I stepped out of the depot
and onto the platform, closing my coat against the cold Fall air.
The driver was just scrolling the destination sign on the front of
the bus from "Scranton" to "Wilkes-Barre." I
reached into my pocket for my ticket.
"Yo, chief,"
came an all-too-familiar voice, "you got a light?" I turned
to look at the speaker. The glassy-eyed frat boy had a hand-rolled
cigarette dangling from his mouth. He was holding a small
paper-wrapped package he hadn't been holding before.
I reached into my pocket,
pulled out the matchbook, and handed it to him.
"Keep it," I
said.
The prompt for this week was a line from a poem read at the previous week's session: "The last time I read a book, my family was destroyed. By an asteroid." (It might have been "wiped out," not destroyed.) The Tunguska event of 1908 was caused by a meteoroid or small comet, not an asteroid, and as far as I can tell, no one was killed when it happened, though I doubt there was a definite census of that part of Siberia in those days - except maybe for tax purposes.
The story was also based in part on a story told to me by another of our writers over lunch the week before, about a bizarre encounter he had had many years before in a bus station in upstate New York with a man who claimed to be on a bizarre quest guided by specific clues - clues which my friend was then able to spot for himself. I tried to scrub out as many details of this quest as possible, in the end even taking away the purpose of the quest - this, I figured, would be part of the quest. Unfortunately this led to some dissatisfaction with the story, as too many things were left open. The narrator seemed to have a remarkable lack of curiosity and is focused entirely on reading his book (Dostoevsky's The Idiot, a book I've been working on for a few years), though throughout the old man's monologue the narrator stares intently at him. This attitude is based in part on the attitude of the main characters (Stan, Kyle, Kenny, and Cartman) from the South Park episode Towelie, in which they are entirely focused on the task of retrieving their Okama Gamesphere while actively ignoring the epic events breaking out around them.
Some listeners felt that the narrator (or the writer) took the coward's way out. Which he (and I) did. But I made sure I included a precedent in the story - "I did not seek it, nor did I even believe I was the one truly intended to take up the burden." I also did not want to let the story drag on.

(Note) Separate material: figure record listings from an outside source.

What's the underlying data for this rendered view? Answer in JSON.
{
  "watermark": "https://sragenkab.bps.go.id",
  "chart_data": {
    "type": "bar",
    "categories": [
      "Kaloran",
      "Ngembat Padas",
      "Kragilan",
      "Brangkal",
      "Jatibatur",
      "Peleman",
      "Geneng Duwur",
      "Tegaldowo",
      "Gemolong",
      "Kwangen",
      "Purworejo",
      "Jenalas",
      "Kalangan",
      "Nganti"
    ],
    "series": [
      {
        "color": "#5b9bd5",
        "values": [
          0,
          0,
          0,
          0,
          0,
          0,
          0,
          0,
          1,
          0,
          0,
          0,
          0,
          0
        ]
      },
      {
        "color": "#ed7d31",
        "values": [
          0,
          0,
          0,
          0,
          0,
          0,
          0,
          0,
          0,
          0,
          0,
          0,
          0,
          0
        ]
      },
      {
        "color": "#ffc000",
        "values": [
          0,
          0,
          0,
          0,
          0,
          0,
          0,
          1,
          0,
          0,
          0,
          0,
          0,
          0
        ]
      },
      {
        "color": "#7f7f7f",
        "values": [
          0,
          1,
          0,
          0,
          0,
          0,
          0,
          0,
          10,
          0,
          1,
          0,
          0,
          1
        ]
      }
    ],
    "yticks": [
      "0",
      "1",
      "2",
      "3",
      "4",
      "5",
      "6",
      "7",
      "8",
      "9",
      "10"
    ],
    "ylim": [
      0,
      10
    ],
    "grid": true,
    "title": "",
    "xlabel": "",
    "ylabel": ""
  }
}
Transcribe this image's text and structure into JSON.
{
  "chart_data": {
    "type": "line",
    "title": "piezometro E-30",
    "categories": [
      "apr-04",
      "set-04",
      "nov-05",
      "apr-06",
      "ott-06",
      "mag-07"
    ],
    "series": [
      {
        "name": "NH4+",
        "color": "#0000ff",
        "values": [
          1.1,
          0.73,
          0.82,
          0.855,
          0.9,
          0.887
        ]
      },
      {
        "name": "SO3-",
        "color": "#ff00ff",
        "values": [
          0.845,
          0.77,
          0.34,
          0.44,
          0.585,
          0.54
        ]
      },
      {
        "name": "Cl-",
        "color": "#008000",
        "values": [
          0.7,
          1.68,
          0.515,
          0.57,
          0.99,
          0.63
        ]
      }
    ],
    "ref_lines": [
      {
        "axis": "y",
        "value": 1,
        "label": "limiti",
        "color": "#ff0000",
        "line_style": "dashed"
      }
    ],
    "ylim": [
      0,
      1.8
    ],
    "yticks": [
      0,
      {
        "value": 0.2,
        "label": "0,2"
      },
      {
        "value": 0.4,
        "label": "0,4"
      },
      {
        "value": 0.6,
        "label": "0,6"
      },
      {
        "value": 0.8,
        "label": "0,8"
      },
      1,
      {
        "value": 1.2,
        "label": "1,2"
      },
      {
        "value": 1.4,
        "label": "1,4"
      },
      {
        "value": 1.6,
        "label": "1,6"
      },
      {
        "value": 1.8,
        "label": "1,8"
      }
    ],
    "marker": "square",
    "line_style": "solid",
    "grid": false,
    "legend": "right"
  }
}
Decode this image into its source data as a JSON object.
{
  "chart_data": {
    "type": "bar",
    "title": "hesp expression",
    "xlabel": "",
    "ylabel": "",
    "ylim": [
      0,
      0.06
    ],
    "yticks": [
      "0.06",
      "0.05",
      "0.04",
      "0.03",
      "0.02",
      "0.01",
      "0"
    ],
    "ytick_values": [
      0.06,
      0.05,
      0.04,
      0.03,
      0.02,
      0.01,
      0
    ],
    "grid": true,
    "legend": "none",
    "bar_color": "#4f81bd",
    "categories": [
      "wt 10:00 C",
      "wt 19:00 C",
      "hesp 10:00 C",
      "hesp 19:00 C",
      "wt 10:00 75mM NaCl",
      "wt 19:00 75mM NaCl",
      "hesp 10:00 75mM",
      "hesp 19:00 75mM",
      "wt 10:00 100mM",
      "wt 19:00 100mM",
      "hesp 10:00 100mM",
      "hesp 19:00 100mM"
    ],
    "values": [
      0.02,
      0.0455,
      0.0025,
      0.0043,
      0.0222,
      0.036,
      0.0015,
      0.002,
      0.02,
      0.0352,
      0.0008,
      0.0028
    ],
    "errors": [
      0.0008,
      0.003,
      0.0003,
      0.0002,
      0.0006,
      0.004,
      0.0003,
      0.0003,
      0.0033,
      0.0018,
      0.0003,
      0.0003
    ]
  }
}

In part this is due to the constraint of writing for a writers' group - I am trying to create stories that are complete, yet short enough to hear in a single reading of five minutes or less. When I scribbled out the first draft during those dark days last week when my computer was in the shop, I had the narrator open the matchbook to find - nothing. Nothing but a lot number printed at the bottom, a lot number which contained the out-of-sequence digits of his birthday. Intrigued a little, he would shrug, pocket the matchbook, and board the bus without re-encountering the frat boy character from the beginning - who was based on a real person who spoke to me while I was reading a book ("Drawing the Line") while waiting for my car to get yet another exhaust system installed, who actually made the comment about never getting into the "hobby" of reading. The story would then end with a coda, written months later, as the narrator is now caught up in his still-undefined quest. (Part of the quest would, in fact, be determining the actual point of the quest.)
I may take it further, may edit back in the things that I took out. I personally liked the open-endedness of the story, and I liked the idea that the annoying frat-boy character from the beginning had the quest inflicted on him at the end. Maybe I'll be able to find some other solution which will be more satisfying to readers. Let me know what you think.